Question on Elan, Toolbox & Clan interoperability

Thu Jun 25 23:56:43 UTC 2009

Dear RNLDers

I am in the field at the moment working with speakers on a  
conversational text.
Because Elan has infinite numbers of tiers and seems to be able to  
import and export to a range of different applications I thought it  
might make a good place to house all of the linguistic data relating  
to a particular transcript.
Please advise whether the following workflow is doable or reasonable.  
It's been a while since I set toolbox up for the language I'm working  
on and I feel a bit rusty.

I'm using Elan for the first time.

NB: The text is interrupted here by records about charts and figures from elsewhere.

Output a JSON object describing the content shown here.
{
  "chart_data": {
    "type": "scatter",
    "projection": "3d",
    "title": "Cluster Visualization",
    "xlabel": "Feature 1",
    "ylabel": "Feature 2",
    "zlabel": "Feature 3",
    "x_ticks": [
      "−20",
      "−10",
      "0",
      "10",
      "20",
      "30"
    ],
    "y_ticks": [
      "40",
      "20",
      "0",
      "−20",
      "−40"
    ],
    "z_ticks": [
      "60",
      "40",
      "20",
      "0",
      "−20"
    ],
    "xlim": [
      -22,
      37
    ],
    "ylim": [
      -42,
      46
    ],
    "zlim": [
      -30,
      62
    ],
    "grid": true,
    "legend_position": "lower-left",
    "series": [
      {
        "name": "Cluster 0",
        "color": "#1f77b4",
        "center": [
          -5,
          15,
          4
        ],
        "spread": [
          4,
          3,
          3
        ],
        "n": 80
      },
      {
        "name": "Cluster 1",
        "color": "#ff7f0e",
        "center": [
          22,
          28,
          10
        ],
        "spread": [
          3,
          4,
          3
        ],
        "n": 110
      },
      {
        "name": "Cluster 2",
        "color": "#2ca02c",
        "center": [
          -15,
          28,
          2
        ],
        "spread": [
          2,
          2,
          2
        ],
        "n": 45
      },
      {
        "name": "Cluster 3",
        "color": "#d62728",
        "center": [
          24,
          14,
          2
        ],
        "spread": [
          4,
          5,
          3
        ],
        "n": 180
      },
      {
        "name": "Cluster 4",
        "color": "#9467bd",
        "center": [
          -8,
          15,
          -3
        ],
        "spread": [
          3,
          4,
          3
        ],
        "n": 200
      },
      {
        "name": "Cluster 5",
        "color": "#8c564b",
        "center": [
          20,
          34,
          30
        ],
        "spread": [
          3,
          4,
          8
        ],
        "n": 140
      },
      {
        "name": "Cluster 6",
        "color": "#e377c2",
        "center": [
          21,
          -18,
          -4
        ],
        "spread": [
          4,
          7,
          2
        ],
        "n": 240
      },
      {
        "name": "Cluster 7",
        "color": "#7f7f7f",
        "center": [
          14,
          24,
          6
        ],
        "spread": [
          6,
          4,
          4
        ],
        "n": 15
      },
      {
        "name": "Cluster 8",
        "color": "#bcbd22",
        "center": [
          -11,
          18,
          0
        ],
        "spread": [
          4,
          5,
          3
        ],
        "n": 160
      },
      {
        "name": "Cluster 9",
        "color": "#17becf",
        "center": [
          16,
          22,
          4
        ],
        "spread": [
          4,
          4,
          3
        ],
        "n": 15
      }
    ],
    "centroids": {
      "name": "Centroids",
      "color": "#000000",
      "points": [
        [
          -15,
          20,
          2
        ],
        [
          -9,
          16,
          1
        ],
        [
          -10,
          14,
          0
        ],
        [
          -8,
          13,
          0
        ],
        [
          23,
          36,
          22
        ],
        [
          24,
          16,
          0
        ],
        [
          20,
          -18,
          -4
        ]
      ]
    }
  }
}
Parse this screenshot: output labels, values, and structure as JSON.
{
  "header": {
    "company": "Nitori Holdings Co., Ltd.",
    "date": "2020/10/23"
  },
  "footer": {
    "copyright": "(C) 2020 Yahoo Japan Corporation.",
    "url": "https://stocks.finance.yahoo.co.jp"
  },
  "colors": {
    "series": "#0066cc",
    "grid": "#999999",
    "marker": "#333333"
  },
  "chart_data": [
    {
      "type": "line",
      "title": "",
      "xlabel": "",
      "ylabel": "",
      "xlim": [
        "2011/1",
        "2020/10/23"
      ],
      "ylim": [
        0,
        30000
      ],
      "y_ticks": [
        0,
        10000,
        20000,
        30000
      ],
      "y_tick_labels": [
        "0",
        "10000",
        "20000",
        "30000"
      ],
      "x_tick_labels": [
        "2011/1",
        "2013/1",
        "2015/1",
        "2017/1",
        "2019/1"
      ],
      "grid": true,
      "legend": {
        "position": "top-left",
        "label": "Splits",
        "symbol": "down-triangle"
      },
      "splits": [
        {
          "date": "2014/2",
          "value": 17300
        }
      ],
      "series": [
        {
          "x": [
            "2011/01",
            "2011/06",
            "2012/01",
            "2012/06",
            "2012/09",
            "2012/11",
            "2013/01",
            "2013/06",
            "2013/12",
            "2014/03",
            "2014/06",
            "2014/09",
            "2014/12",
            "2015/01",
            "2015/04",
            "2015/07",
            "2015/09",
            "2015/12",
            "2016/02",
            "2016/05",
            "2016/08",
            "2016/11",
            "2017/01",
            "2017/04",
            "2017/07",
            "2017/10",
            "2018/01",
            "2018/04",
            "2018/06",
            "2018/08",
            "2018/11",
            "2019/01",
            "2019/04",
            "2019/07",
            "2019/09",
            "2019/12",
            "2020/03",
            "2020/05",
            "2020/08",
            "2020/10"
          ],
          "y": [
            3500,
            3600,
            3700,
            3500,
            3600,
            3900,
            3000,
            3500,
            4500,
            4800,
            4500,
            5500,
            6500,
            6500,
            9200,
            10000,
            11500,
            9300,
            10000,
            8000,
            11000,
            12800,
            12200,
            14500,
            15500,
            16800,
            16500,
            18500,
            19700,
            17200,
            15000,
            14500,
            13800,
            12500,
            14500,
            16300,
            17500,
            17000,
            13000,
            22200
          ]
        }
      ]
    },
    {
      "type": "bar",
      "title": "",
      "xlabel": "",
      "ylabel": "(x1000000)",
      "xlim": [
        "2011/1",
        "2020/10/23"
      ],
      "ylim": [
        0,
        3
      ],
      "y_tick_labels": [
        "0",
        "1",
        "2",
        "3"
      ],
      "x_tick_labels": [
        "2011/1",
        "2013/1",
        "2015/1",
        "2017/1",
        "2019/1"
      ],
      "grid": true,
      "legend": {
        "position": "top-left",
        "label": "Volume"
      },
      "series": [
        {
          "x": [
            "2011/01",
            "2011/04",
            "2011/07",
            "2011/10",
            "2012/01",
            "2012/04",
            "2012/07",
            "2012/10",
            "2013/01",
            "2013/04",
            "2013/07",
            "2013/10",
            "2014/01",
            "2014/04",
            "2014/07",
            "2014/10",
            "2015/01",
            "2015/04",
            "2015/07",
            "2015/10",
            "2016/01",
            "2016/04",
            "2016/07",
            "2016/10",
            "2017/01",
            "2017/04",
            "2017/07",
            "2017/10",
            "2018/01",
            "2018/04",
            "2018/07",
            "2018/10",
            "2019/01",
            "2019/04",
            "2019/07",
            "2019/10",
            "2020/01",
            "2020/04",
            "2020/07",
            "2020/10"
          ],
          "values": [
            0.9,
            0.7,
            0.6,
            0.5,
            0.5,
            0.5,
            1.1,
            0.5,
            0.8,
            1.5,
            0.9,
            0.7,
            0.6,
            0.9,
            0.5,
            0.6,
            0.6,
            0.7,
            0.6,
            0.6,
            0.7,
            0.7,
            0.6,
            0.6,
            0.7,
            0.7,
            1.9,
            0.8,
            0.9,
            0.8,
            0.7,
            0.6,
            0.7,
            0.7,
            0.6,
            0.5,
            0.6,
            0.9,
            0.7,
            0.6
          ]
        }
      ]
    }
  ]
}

I have transcribed a conversation  
(in Elan) and am now ready to interlinearize it.

I want to parse it in Toolbox and and then reimport the parsed text  
into ELAN, with newly acquire morphological and part of speech tiers.

Previously I have had my (toolbox) transcription files as follows

\ref (time alignment)
\per (speaker)
\trs (transcription)
\m (morphological tier)
\g (gloss)
\p (part of speech)
\t (free translation)

I'm not committed to this arrangement if others will allow better  
integration with Elan.

When I export from Elan I wind up with a toolbox file that looks like  
this

\block
\LT  (speaker1)
\EC (speaker2)
\GN (speaker3)   [vernacular text]
\PB (speaker4)
\ELANBegin
\ELANEnd

In this case the text is attributed to the relevant speaker and the  
other non-speakers remain blank.

In this case would I be best to do something to rejig the file that is  
outputted by Elan so that it is more like my prior toolbox files or  
should I get  toolbox to parse the \LT, \EC, \GN and \PB lines. The  
latter might make for an easier import back into ELAN.

Later I will want to do more detailed transcriptions, probably with  
Clan. However I'll cross that bridge when I come to it.
Any assistance would be greatly appreciated.
Joe

Joe Blythe
Postdoctoral Fellow
Austkin Project
School of Language Studies
Australian National University
+61 409 881 153
joe.blythe at anu.edu.au